Intel Labs, in collaboration with Blockade Labs, introduced the Latent Diffusion Model for 3D (LDM3D), a new diffusion model that uses generative AI to create realistic 3D visual content.
LDM3D is the industry's first model to generate a depth map using the diffusion process to create 3D images with 360-degree views that are vivid and immersive. It has the potential to revolutionize content creation, metaverse applications and digital experiences, transforming a wide range of industries, from entertainment and gaming to architecture and design.
“Generative AI technology aims to further enhance and enhance human creativity and save time,” explained Vasudev Lal, AI/ML research scientist at Intel Labs. “However, most current generative AI models are limited to generating 2D images, and only very few can generate 3D images from text prompts. Unlike existing stable latent diffusion models, LDM3D allows users to generate an image and a depth map from a given text prompt using almost the same number of parameters. It provides more accurate relative depth for each pixel in an image compared to standard post-processing methods for depth estimation and saves developers significant time developing scenes.”
Why does this matter
Closed ecosystems limit scale. And Intel's commitment to the true democratization of AI will enable broader access to the benefits of AI through an open ecosystem. One area that has seen significant advances in recent years is the field of computer vision, particularly generative AI.
However, many of today's advanced generative AI models are limited to generating only 2D images. Unlike existing diffusion models, which typically only generate 2D RGB images from text prompts, LDM3D allows users to generate an image and depth map from a given text prompt. Using almost the same number of parameters as stable latent diffusion, LDM3D provides more accurate relative depth for each pixel in an image compared to standard post-processing methods for depth estimation.
This research could revolutionize the way we interact with digital content, allowing users to experience their text prompts in previously inconceivable ways. The images and depth maps generated by LDM3D allow users to transform the textual description of a serene tropical beach, a modern skyscraper, or a sci-fi universe into a detailed 360-degree panorama. This ability to capture deep information can instantly improve realism and overall immersion, enabling innovative applications for industries ranging from entertainment and gaming to interior design and real estate listings, as well as virtual museums and immersive virtual reality (VR) experiences.
How it works
LDM3D was trained on a dataset constructed from a subset of 10,000 samples from the LAION-400M database, which contains over 400 million image caption pairs. The team used the Dense Prediction Transformer (DPT) deep estimation model (previously developed at Intel Labs) to annotate the training corpus. The large DPT model provides highly accurate relative depth for each pixel in an image.
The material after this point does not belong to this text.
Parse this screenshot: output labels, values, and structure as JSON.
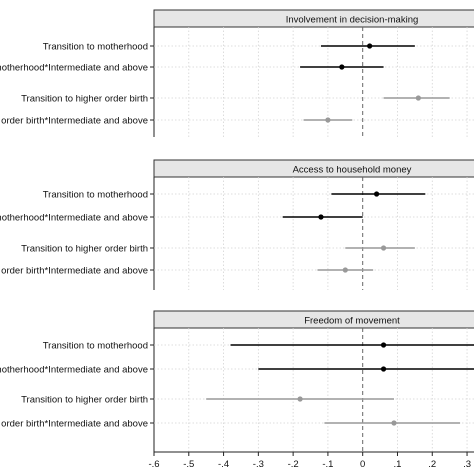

The LAION-400M dataset was built for research purposes to enable larger scale test model training for general researchers and other interested communities.
The LDM3D model is trained on an Intel AI supercomputer equipped with Intel Xeon processors and Intel Habana Gaudi AI accelerators. The resulting model and pipeline combine generated RGB image and depth map to generate 360-degree views for immersive experiences.
To demonstrate the potential of LDM3D, researchers at Intel and Blockade developed DepthFusion, an application that leverages standard 2D RGB photos and depth maps to create immersive, interactive 360-degree viewing experiences. DepthFusion uses TouchDesigner, a node-based visual programming language for real-time interactive multimedia content, to transform text prompts into interactive, immersive digital experiences.
The LDM3D model is a unique model for creating an RGB image and its depth map, leading to savings in memory consumption and latency improvements.